Another issue that many hovercraft find challenging when stopping on water is that of getting back onto the ‘plane’ (called ‘getting over the hump’ in hovercraft terms). This is because they don’t have enough lift and thrust to push their way out of the hole in the water and create massive wash – spraying the unfortunate occupants with gallons of water. This potentially dangerous situation means a very wet, slow and embarrassing journey back to the shore and is completely unacceptable in a modern recreational craft – yet surprisingly common. Our hovercraft, loaded to their rated capacity, will be ‘over hump’ within a few seconds and on its way, with NO DRAMA at all. This is due to great skirt design, lightweight construction and lots of ‘push’ from the fan.
What is the term ‘plowing in’ mean?
‘Plowing in’ is a term to describe a problem where a hovercraft suddenly decelerates due to the nose of the craft dipping into the water, usually at high speed when running downwind. It can only happen on water. Some hovercraft manufacturers claim to have a craft that does not do this, by design. Without getting too technical – that’s entirely possible. If you build a hovercraft, which is far too heavy for its size, it will generate very high skirt pressure. Coupled with the fact that it will be very slow, it will certainly resist plow-in very well, as it will never go fast enough to collapse the high-pressure skirt. Of course, the down side is that it’s slow, wet (all that pressure blows the water past the skirt – and onto you!) and the handling, maneuverability and general performance will be very poor. In other words, avoid any hovercraft that claims to be immune from the plow-in phenomenon!
So what’s the answer? A well-designed craft with a good skirt system will still plow-in (every craft can – even the 400 ton SRN4 cross channel craft used to plow in if driven badly).

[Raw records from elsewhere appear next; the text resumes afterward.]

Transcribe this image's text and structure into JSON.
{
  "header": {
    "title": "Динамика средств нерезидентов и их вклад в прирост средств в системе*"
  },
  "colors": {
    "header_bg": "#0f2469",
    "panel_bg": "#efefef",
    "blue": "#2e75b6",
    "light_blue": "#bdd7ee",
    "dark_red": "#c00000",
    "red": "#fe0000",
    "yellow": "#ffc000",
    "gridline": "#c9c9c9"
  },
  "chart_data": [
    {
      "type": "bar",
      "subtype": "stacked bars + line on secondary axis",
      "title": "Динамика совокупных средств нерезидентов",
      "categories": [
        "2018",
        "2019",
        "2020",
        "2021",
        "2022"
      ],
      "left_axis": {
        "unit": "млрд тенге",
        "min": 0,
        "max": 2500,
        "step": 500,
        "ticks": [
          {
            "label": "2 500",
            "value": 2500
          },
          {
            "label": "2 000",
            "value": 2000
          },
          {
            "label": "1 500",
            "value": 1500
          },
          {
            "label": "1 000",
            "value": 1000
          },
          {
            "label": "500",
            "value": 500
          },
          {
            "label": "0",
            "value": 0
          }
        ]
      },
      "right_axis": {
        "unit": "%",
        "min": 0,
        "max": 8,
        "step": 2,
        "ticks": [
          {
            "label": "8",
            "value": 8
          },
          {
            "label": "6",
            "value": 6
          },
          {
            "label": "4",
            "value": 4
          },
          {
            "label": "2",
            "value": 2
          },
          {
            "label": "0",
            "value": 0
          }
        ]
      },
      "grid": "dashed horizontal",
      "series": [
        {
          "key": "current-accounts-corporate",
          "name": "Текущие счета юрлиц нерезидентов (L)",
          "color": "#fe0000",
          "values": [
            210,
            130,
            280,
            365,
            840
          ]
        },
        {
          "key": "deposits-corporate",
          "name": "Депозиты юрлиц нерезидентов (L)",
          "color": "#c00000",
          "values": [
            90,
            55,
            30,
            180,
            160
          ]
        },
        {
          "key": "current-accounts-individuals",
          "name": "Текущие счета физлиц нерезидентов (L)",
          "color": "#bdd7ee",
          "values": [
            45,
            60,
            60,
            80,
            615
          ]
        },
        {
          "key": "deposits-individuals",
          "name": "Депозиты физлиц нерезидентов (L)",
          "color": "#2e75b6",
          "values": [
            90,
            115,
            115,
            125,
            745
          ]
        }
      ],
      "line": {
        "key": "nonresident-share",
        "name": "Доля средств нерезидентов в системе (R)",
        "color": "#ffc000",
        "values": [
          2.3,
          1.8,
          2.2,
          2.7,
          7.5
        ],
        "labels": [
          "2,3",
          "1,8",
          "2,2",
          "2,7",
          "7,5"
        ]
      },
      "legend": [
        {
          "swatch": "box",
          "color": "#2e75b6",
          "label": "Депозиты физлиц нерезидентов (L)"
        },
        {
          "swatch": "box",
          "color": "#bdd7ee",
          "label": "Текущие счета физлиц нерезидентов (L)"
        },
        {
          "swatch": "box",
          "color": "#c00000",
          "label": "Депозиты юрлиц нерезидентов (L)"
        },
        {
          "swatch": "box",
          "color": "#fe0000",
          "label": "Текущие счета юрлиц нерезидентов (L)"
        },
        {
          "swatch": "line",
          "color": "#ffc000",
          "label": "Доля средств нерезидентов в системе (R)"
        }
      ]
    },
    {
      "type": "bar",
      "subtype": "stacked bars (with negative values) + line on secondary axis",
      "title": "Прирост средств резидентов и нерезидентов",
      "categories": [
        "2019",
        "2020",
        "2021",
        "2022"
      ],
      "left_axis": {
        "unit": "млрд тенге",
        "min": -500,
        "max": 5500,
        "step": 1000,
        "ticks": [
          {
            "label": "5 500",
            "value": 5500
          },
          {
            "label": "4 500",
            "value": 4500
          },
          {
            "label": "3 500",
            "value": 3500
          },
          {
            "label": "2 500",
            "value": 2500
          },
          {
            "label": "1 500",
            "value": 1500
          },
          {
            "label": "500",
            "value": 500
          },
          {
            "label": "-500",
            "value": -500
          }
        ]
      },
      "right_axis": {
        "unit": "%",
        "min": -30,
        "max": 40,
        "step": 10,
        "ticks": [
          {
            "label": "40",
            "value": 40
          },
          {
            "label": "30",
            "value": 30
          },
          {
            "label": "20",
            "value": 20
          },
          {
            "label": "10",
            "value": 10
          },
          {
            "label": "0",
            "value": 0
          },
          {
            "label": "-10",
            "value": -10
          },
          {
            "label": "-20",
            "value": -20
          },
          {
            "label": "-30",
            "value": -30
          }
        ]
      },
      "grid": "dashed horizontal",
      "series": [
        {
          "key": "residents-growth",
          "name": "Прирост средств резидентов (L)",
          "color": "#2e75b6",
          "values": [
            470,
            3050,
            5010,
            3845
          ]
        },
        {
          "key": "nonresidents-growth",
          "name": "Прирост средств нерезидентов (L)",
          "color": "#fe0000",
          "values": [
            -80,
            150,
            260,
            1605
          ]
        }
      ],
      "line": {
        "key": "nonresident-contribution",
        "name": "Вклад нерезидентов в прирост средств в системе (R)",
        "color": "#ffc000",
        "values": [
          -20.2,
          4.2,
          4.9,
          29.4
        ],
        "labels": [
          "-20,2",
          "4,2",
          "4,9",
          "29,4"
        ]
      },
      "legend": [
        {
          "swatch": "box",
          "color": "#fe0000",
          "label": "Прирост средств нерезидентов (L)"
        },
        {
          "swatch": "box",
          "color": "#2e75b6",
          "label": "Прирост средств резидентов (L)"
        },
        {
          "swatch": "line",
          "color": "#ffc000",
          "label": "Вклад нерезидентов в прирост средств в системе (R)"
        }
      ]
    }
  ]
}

It’s just the nature of the hovercraft construction, like all aircraft can go into a spin. But it’s not a big deal at all. What we’ve done with our craft is to push the plow-in limit as far as possible, making the craft give you adequate warning and a chance to recover, minimizing the deceleration, so that when it does plow, the shallow planning surface simply slows the craft up a little, then it recovers and carries on as normal.
The plow-in issue is a big concern with anyone familiar with the old and very popular ‘SCAT’ model of hovercraft. These had a notoriously bad plow that sometimes sent the occupants swimming! Rest assured, our hovercraft are NOTHING like this! If you plow, it will SLOW YOU DOWN. Just kick the throttle, back up again and be on your way. For any additional questions or concerns about plow-in, please do not hesitate to ask your Hoverstream service representative!
Do I need a special license to operate a hovercraft?
The hovercraft is legally considered a boat, so no special licensing requirements are needed.